French baboons have been trained to recognize words of four letters according to researchers. The action isn’t technically reading, but may give some insight into the skills used for language.

The test didn’t involve identifying a word’s meaning, but rather deciphering what was and was not a valid word. The baboons were shown a computer screen display containing four letters. They then had to press a button to indicate whether it was a word or simply nonsense, with a correct answer earning a treat.

There were two parts to the process, carried out at Aix-Marseille University. The first was to train the baboons using a sample collection of words and non-words. They were then tested using four-letter combinations that hadn’t been involved in the training.

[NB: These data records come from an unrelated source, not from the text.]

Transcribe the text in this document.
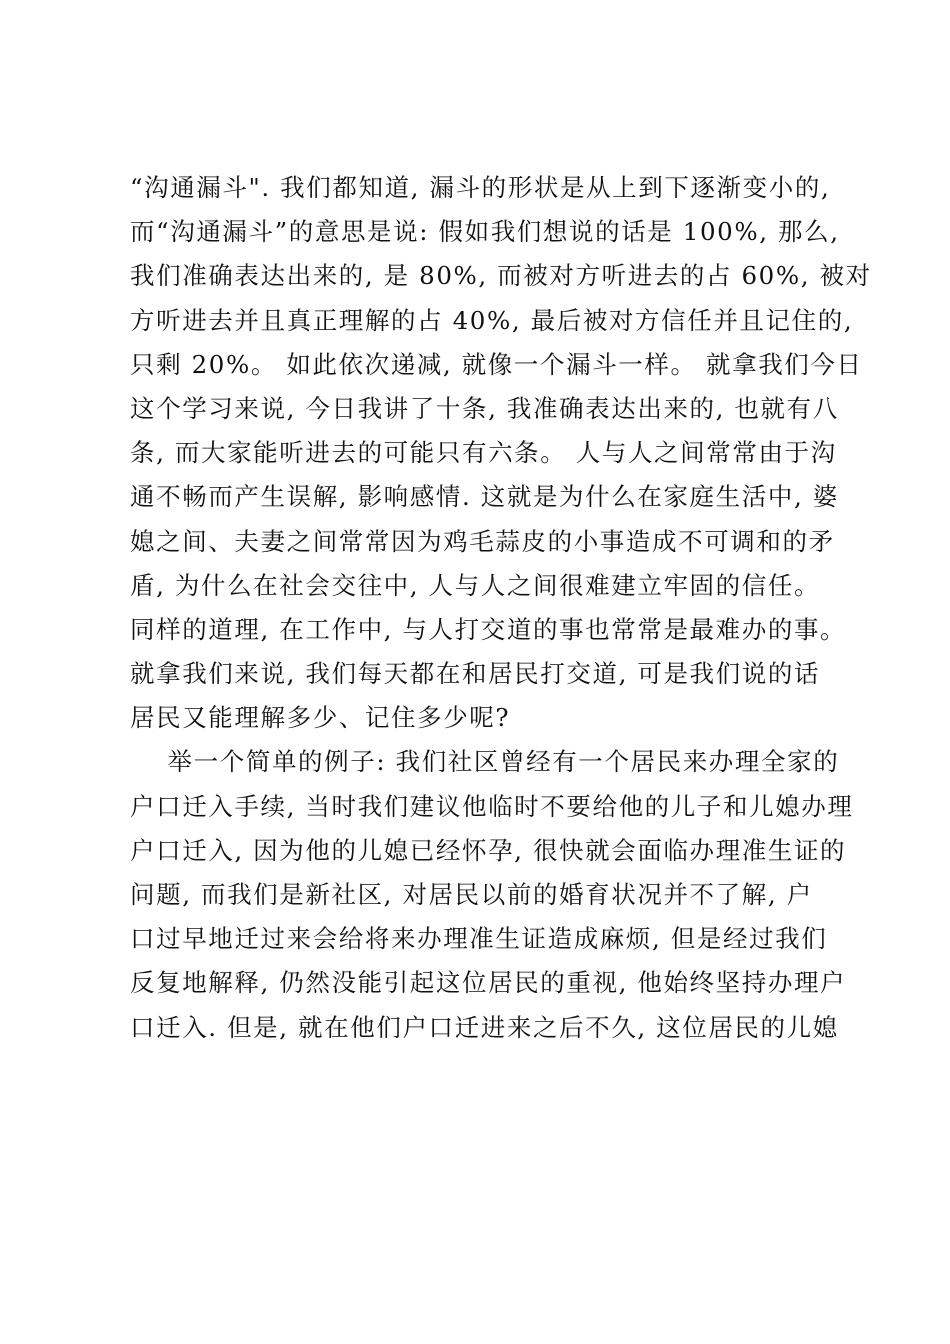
“沟通漏斗". 我们都知道, 漏斗的形状是从上到下逐渐变小的,
而“沟通漏斗”的意思是说: 假如我们想说的话是 100%, 那么,
我们准确表达出来的, 是 80%, 而被对方听进去的占 60%, 被对
方听进去并且真正理解的占 40%, 最后被对方信任并且记住的,
只剩 20%。 如此依次递减, 就像一个漏斗一样。 就拿我们今日
这个学习来说, 今日我讲了十条, 我准确表达出来的, 也就有八
条, 而大家能听进去的可能只有六条。 人与人之间常常由于沟
通不畅而产生误解, 影响感情. 这就是为什么在家庭生活中, 婆
媳之间、夫妻之间常常因为鸡毛蒜皮的小事造成不可调和的矛
盾, 为什么在社会交往中, 人与人之间很难建立牢固的信任。
同样的道理, 在工作中, 与人打交道的事也常常是最难办的事。
就拿我们来说, 我们每天都在和居民打交道, 可是我们说的话
居民又能理解多少、记住多少呢?
举一个简单的例子: 我们社区曾经有一个居民来办理全家的
户口迁入手续, 当时我们建议他临时不要给他的儿子和儿媳办理
户口迁入, 因为他的儿媳已经怀孕, 很快就会面临办理准生证的
问题, 而我们是新社区, 对居民以前的婚育状况并不了解, 户
口过早地迁过来会给将来办理准生证造成麻烦, 但是经过我们
反复地解释, 仍然没能引起这位居民的重视, 他始终坚持办理户
口迁入. 但是, 就在他们户口迁进来之后不久, 这位居民的儿媳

This meant they couldn’t simply recognize words, but rather had to use linguistic skills to figure out whether they were looking at a real word or not. To make things a little easier, the non-word selections always had three consonants and one vowel, though not necessarily in that order. It seems most likely that the baboons learned that certain combinations of letters in a particular order were more likely to appear in valid words than in non-words.

As a group, the six participant baboons were correct 75 percent of the time, with the best performer scoring around 90 percent. One of the baboons, Dan, managed to correctly identify 308 words.

The results are surprising as baboons don’t have language capabilities as we understand them in humans, and it had previously been thought that the types of skills needed to carry out such as task only evolved with humans.

One theory is that reading isn’t entirely controlled by the “language” areas of the brain, and that it instead also uses a part of the brain known as the “visual word form area”, which recognizes the shape of words. It may be that baboons developed this part of the brain for other users such as quickly recognizing the shapes of objects in the wild such as trees.